Outlook — [what to watch next]
The immediate catalyst for the AI trade will be the upcoming earnings season, starting in earnest the week of July 24. Markets will scrutinize guidance from major tech firms for any signs of diminishing returns on AI investments or delays in project timelines. Specific commentary on capital expenditure budgets will be critical for stocks like Microsoft and Alphabet.
Technical levels to monitor for Intel include the $90.00 psychological support level, a breach of which could signal further downside toward its 200-day moving average near $85.00. On the upside, resistance is firmly established around the $98.05 high from today's session. For the broader cohort of AI spenders, the Nasdaq-100 index holding above the 20,000 level will be a key indicator of overall tech sentiment.
The Federal Reserve's meeting on July 26, while not expected to result in a rate change, will be pivotal. Any shift in tone regarding the longevity of high interest rates could drastically alter the discounted cash flow calculations for long-duration assets like growth-oriented AI companies. For more on how monetary policy affects tech valuations, see our analysis on Fazen Markets.
Frequently Asked Questions
What does SocGen's warning mean for retail investors?
Retail investors should interpret Kabra’s comments as a caution against chasing short-term rallies in stocks that are benefiting solely from a thematic rotation. The recommendation is to focus on companies with clear pathways to monetizing AI investments rather than those simply announcing large expenditure plans.
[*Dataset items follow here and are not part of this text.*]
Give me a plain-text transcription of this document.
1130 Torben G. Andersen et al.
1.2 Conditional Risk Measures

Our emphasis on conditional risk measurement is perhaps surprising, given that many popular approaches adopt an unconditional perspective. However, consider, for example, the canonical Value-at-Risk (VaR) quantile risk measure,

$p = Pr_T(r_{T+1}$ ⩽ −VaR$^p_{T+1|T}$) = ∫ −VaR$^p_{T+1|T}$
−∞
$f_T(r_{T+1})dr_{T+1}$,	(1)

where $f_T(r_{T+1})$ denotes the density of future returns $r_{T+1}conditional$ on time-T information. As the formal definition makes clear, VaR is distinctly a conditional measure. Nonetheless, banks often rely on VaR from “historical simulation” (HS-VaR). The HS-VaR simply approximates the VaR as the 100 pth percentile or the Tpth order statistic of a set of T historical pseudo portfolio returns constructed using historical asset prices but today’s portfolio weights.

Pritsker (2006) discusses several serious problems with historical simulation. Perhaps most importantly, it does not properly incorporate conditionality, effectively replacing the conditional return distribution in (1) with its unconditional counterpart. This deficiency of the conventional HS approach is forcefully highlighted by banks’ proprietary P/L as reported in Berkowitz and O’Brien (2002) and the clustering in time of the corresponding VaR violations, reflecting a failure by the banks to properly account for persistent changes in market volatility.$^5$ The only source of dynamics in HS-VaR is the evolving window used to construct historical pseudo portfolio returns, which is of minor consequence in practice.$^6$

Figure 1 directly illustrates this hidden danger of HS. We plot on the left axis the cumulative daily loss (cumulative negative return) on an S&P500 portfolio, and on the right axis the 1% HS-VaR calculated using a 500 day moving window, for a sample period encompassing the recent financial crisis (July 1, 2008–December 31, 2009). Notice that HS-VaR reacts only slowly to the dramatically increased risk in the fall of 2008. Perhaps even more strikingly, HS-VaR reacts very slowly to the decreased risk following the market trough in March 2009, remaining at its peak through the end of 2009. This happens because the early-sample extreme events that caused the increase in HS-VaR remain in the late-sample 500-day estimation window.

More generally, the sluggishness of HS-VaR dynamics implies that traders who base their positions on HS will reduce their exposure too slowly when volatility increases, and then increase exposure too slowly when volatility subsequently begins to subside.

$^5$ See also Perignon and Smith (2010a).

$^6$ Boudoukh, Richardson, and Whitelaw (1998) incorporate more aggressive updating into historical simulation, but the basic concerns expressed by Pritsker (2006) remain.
This approach emphasizes fundamental analysis over momentum trading, which carries higher risk during periods of sector volatility.
How does the current AI spending cycle compare to the cloud boom?
The current AI investment wave is similar to the early cloud boom in its scale and speculative nature but is occurring in a much higher interest rate environment. This increases the cost of capital and places greater pressure on companies to demonstrate rapid returns. The cloud boom saw winners and losers, with early adopters like Amazon eventually dominating, while many others struggled to achieve profitability for years.
Which sectors benefit if the AI spender rally fades?
If the rally in AI spenders falters, capital would likely rotate toward more defensive sectors like consumer staples and utilities, or into value-oriented tech stocks with strong current cash flows. Within tech, semiconductor manufacturers and firms that produce essential AI hardware components could see renewed interest, as their revenue is more directly tied to the AI build-out phase regardless of which end-user companies ultimately succeed.